In granting a nationwide preliminary injunction last December, U.S. District Judge Haywood Gilliam Jr. found the states would likely prove the administration violated the Administrative Procedure Act by issuing the rules without advance notice and comment, and that the violation would cause the states imminent fiscal harm because they would have to pay for contraception and unplanned pregnancies under the rules.

On Friday, U.S. Circuit Judge Susan Graber focused most of her questions on fiscal impacts, indicating she was leaning toward upholding the states' injunction.

The Clinton appointee suggested the states had satisfied standing requirements because four out of five mandate contraception coverage and will have to cover more women if the injunction is lifted.

Graber also questioned the Trump administration's contention it had "good cause" to quickly push through the rules without notice and comment "to alleviate the burden imposed by the contraceptive-coverage mandate on those with sincerely held religious beliefs and moral convictions and to clear up uncertainty caused by lengthy and unresolved litigation," according to the administration's appeals brief.

Defendant-intervenors The Little Sisters of the Poor, a religious nonprofit operated by an order of Catholic nuns, previously won an injunction at the U.S. Supreme Court in Zubik v.

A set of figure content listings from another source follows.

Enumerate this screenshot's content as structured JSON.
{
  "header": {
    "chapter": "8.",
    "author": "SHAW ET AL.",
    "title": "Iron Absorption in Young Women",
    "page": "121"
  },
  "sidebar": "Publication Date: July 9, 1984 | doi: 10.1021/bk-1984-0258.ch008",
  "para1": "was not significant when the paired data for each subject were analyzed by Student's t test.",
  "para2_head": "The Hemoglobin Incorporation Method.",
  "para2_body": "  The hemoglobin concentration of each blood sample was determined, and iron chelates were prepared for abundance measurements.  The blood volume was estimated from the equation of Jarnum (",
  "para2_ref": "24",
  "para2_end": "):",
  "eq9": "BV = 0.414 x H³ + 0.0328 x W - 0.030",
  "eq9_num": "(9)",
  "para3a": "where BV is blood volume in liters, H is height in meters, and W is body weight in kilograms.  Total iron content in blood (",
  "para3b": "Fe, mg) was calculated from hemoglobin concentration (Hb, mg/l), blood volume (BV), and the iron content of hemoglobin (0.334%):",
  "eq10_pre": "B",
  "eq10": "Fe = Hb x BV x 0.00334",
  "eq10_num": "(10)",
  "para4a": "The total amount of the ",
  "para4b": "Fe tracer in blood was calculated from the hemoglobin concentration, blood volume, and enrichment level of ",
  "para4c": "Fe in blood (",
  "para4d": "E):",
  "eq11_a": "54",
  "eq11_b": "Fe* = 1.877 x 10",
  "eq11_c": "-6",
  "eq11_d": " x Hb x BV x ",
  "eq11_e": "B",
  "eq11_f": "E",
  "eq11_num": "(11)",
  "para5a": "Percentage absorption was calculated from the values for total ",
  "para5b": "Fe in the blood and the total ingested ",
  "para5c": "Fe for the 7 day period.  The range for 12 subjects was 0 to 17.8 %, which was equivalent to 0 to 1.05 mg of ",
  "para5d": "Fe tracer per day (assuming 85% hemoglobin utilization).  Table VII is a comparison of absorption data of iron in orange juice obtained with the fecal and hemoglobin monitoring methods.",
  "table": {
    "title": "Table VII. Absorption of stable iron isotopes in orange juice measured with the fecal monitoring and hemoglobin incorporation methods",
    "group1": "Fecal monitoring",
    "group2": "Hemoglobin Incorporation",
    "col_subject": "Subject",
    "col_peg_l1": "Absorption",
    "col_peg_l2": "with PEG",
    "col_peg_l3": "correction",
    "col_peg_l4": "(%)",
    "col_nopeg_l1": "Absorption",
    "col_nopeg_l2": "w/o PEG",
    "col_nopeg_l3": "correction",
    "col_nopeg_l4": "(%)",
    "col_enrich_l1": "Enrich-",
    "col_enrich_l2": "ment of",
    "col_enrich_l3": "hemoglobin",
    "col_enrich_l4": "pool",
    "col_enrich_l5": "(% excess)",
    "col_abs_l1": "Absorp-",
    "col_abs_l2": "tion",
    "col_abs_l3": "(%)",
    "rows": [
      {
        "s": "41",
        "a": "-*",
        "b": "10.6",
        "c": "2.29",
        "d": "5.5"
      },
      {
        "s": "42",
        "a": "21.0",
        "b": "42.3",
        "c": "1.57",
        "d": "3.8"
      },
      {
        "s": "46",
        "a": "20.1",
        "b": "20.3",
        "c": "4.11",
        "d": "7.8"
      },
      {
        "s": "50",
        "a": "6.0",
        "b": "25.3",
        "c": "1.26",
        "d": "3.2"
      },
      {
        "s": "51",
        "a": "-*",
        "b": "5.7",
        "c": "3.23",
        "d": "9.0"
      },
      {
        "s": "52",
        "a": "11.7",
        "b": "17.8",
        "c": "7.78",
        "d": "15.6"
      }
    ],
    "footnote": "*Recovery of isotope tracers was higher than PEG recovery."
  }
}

Burwell, which they say is threatened by the states’ lawsuit.

The Zubik injunction bars the federal government from imposing fines on religious nonprofits that don’t comply with the contraception mandate.

Zubik was one of eight cases the Supreme Court took up from four circuit courts, all of which found the Affordable Care Act's contraception mandate serves a compelling government interest while giving religious groups an acceptable way out.

"I share to a certain extent Judge Wallace's frustration with appeals of preliminary injunctions," Graber said. "But the fact that the government stipulated [to a stay of the lawsuit] suggests they see less urgency than their argument today states."

Both Graber and Wallace indicated the court could instead defer ruling while the federal Office of Management and Budget reviews the rules, which began again last week.

But Wallace emphasized his desire to move quickly by lifting the injunction. "Justice delayed is justice denied," he said.

Justice Department attorney Lowell Sturgill Jr. argued for the administration.